I'd like to know if the reasoning below is correct or not.
I have this problem: $\underset{x}{\operatorname{min}}\begin{Bmatrix} \operatorname{c}^T\operatorname{x} : A(\zeta)\operatorname{x} \leq \operatorname{b},\forall \zeta \in U \end{Bmatrix}$ with $\operatorname{c}\in \mathbb{R}^n, \operatorname{b}\in \mathbb{R}^m, A\in \mathbb{R}^{m \times n}$ and $\zeta \in \mathbb{R}^L$. This is a LP problem under uncertainty, where the uncertainty is now detectable only at the level of eligible region with particular reference to the matrix of coefficients $A$, for $\zeta \equiv \zeta(\omega),\omega \in \Omega$ the single realization of the uncertain parameters of $A$. Generally I know that a LP problem without uncertainty is a convex problem, since the constraints system describes a convex set intended as the intersection of a finite number of half-spaces.
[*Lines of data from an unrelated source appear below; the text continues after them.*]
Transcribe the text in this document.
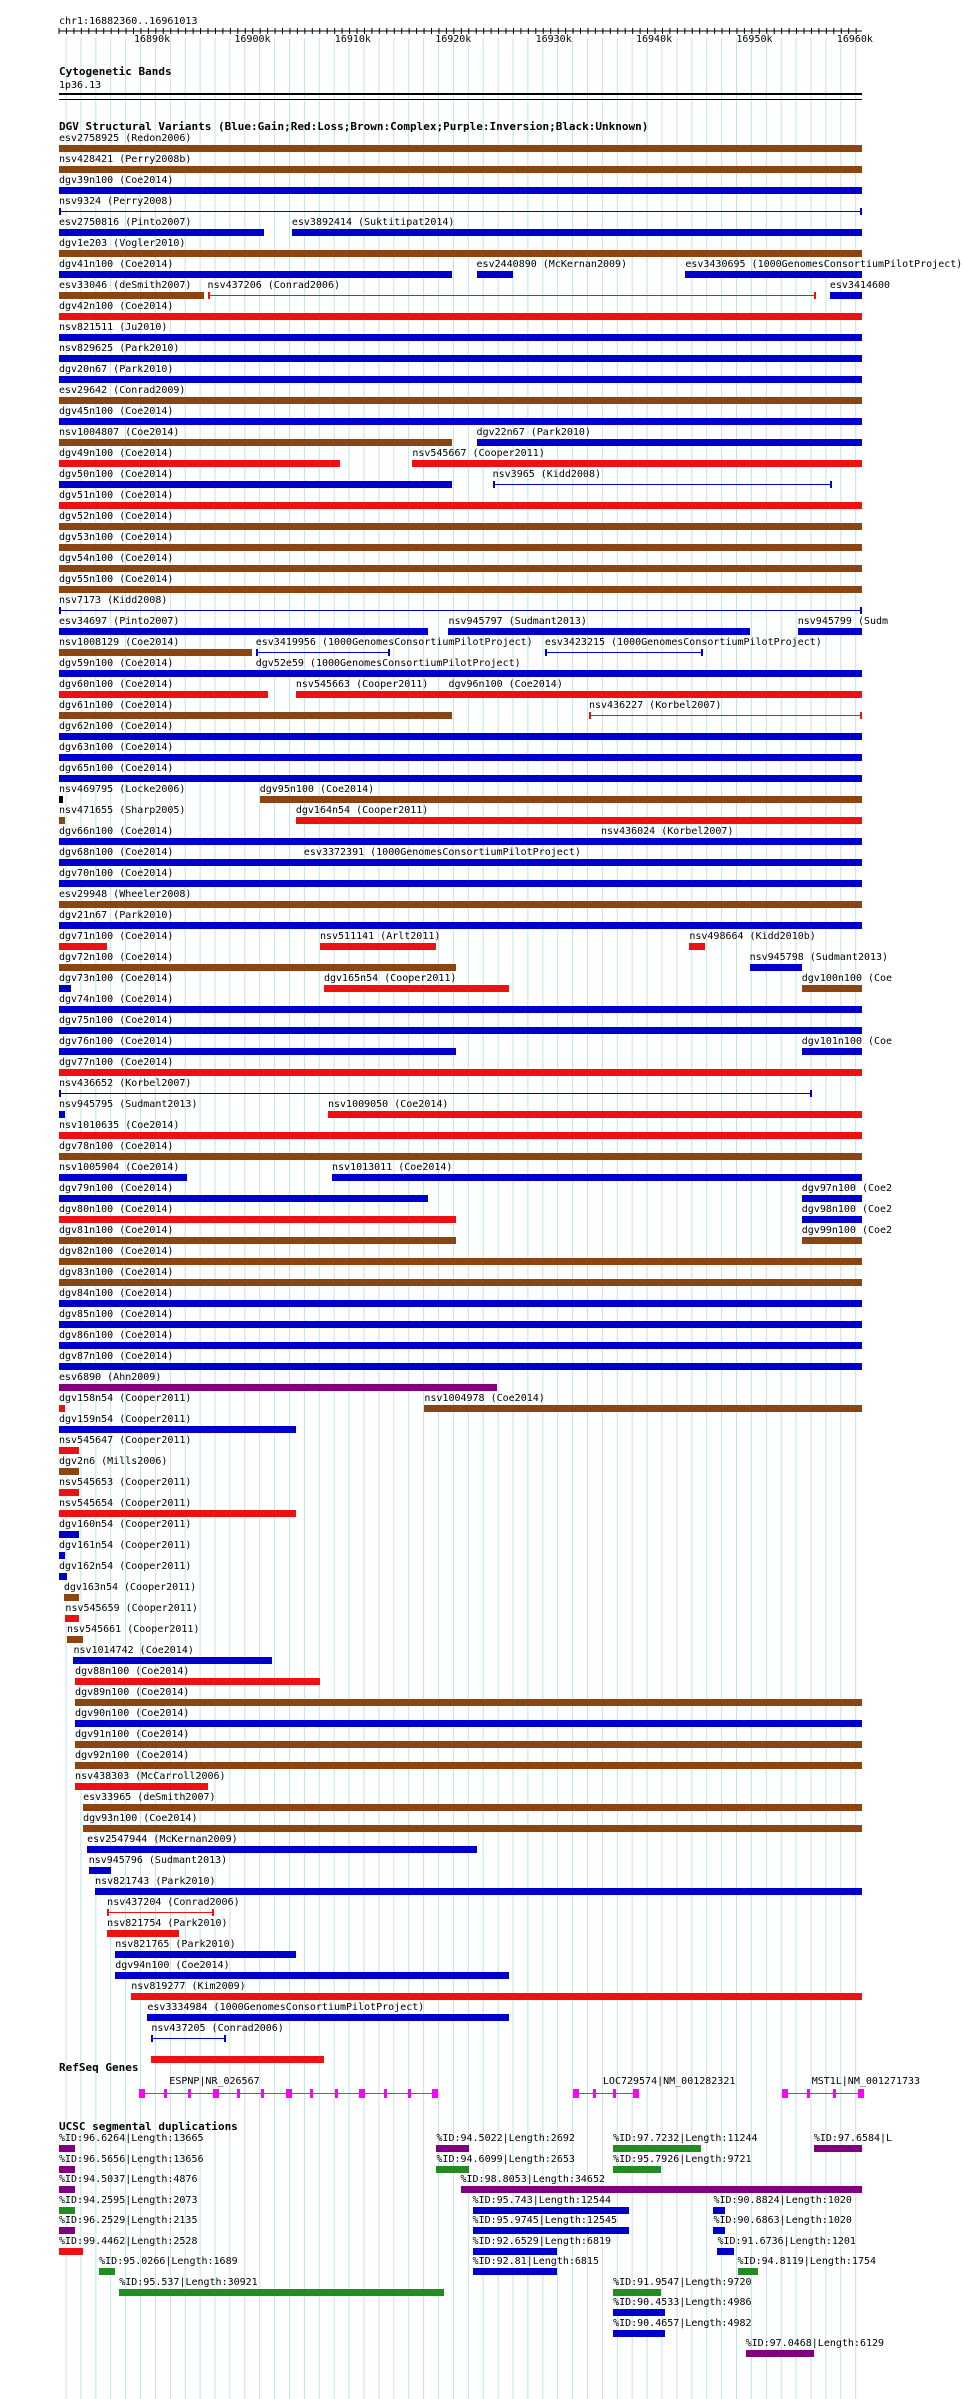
chr1:16882360..16961013
16890k	16900k	16910k	16920k	16930k	16940k	16950k	16960k
Cytogenetic Bands
1p36.13
DGV Structural Variants (Blue:Gain;Red:Loss;Brown:Complex;Purple:Inversion;Black:Unknown)
esv2758925 (Redon2006)
nsv428421 (Perry2008b)
dgv39n100 (Coe2014)
nsv9324 (Perry2008)
esv2750816 (Pinto2007)	esv3892414 (Suktitipat2014)
dgv1e203 (Vogler2010)
dgv41n100 (Coe2014)	esv2440890 (McKernan2009)	esv3430695 (1000GenomesConsortiumPilotProject)
esv33046 (deSmith2007) nsv437206 (Conrad2006)	esv3414600
dgv42n100 (Coe2014)
nsv821511 (Ju2010)
nsv829625 (Park2010)
dgv20n67 (Park2010)
esv29642 (Conrad2009)
dgv45n100 (Coe2014)
nsv1004807 (Coe2014)	dgv22n67 (Park2010)
dgv49n100 (Coe2014)	nsv545667 (Cooper2011)
dgv50n100 (Coe2014)	nsv3965 (Kidd2008)
dgv51n100 (Coe2014)
dgv52n100 (Coe2014)
dgv53n100 (Coe2014)
dgv54n100 (Coe2014)
dgv55n100 (Coe2014)
nsv7173 (Kidd2008)
esv34697 (Pinto2007)	nsv945797 (Sudmant2013)	nsv945799 (Sudm
nsv1008129 (Coe2014)	esv3419956 (1000GenomesConsortiumPilotProject) esv3423215 (1000GenomesConsortiumPilotProject)
dgv59n100 (Coe2014)	dgv52e59 (1000GenomesConsortiumPilotProject)
dgv60n100 (Coe2014)	nsv545663 (Cooper2011) dgv96n100 (Coe2014)
dgv61n100 (Coe2014)	nsv436227 (Korbel2007)
dgv62n100 (Coe2014)
dgv63n100 (Coe2014)
dgv65n100 (Coe2014)
nsv469795 (Locke2006)	dgv95n100 (Coe2014)
nsv471655 (Sharp2005)	dgv164n54 (Cooper2011)
dgv66n100 (Coe2014)	nsv436024 (Korbel2007)
dgv68n100 (Coe2014)	esv3372391 (1000GenomesConsortiumPilotProject)
dgv70n100 (Coe2014)
esv29948 (Wheeler2008)
dgv21n67 (Park2010)
dgv71n100 (Coe2014)	nsv511141 (Arlt2011)	nsv498664 (Kidd2010b)
dgv72n100 (Coe2014)	nsv945798 (Sudmant2013)
dgv73n100 (Coe2014)	dgv165n54 (Cooper2011)	dgv100n100 (Coe
dgv74n100 (Coe2014)
dgv75n100 (Coe2014)
dgv76n100 (Coe2014)	dgv101n100 (Coe
dgv77n100 (Coe2014)
nsv436652 (Korbel2007)
nsv945795 (Sudmant2013)	nsv1009050 (Coe2014)
nsv1010635 (Coe2014)
dgv78n100 (Coe2014)
nsv1005904 (Coe2014)	nsv1013011 (Coe2014)
dgv79n100 (Coe2014)	dgv97n100 (Coe2
dgv80n100 (Coe2014)	dgv98n100 (Coe2
dgv81n100 (Coe2014)	dgv99n100 (Coe2
dgv82n100 (Coe2014)
dgv83n100 (Coe2014)
dgv84n100 (Coe2014)
dgv85n100 (Coe2014)
dgv86n100 (Coe2014)
dgv87n100 (Coe2014)
esv6890 (Ahn2009)
dgv158n54 (Cooper2011)	nsv1004978 (Coe2014)
dgv159n54 (Cooper2011)
nsv545647 (Cooper2011)
dgv2n6 (Mills2006)
nsv545653 (Cooper2011)
nsv545654 (Cooper2011)
dgv160n54 (Cooper2011)
dgv161n54 (Cooper2011)
dgv162n54 (Cooper2011)
dgv163n54 (Cooper2011)
nsv545659 (Cooper2011)
nsv545661 (Cooper2011)
nsv1014742 (Coe2014)
dgv88n100 (Coe2014)
dgv89n100 (Coe2014)
dgv90n100 (Coe2014)
dgv91n100 (Coe2014)
dgv92n100 (Coe2014)
nsv438303 (McCarroll2006)
esv33965 (deSmith2007)
dgv93n100 (Coe2014)
esv2547944 (McKernan2009)
nsv945796 (Sudmant2013)
nsv821743 (Park2010)
nsv437204 (Conrad2006)
nsv821754 (Park2010)
nsv821765 (Park2010)
dgv94n100 (Coe2014)
nsv819277 (Kim2009)
esv3334984 (1000GenomesConsortiumPilotProject)
nsv437205 (Conrad2006)
RefSeq Genes
ESPNP|NR_026567	LOC729574|NM_001282321	MST1L|NM_001271733
UCSC segmental duplications
%ID:96.6264|Length:13665	%ID:94.5022|Length:2692	%ID:97.7232|Length:11244	%ID:97.6584|L
%ID:96.5656|Length:13656	%ID:94.6099|Length:2653	%ID:95.7926|Length:9721
%ID:94.5037|Length:4876	%ID:98.8053|Length:34652
%ID:94.2595|Length:2073	%ID:95.743|Length:12544	%ID:90.8824|Length:1020
%ID:96.2529|Length:2135	%ID:95.9745|Length:12545	%ID:90.6863|Length:1020
%ID:99.4462|Length:2528	%ID:92.6529|Length:6819	%ID:91.6736|Length:1201
%ID:95.0266|Length:1689	%ID:92.81|Length:6815	%ID:94.8119|Length:1754
%ID:95.537|Length:30921	%ID:91.9547|Length:9720
%ID:90.4533|Length:4986
%ID:90.4657|Length:4982
%ID:97.0468|Length:6129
And if we consider the same problem under uncertainty, I know that it's possible to represent the uncertainty set through intervals, i.e. to say $U=\begin{Bmatrix} A: A^- \leq A \leq A^+ \end{Bmatrix}$, with $A^-$ and $A^+$ the estimates of lower and upper bounds of the interval of $A$. Obviously, in spite of this assumption, remain infinite values that the parameters of $A$ could assume, which is why I think it's out of question the convexity of $U$: number of potential half-spaces is now uncountable. However we can consider $U$ like $\operatorname{conv}(U)$, i.e. the smallest convex set that includes $U$, because testing the feasibility of a solution on $U$ for a maximization problem means evaluating the objective function respect to $A^+$ which will coincide (no escaping) with the value of objective evaluating on his convex hull. So a LP problem under uncertainty that should be unconvex can always be considered in the same way of a convex problem.
Is it right? Thanks in advance for any clarification.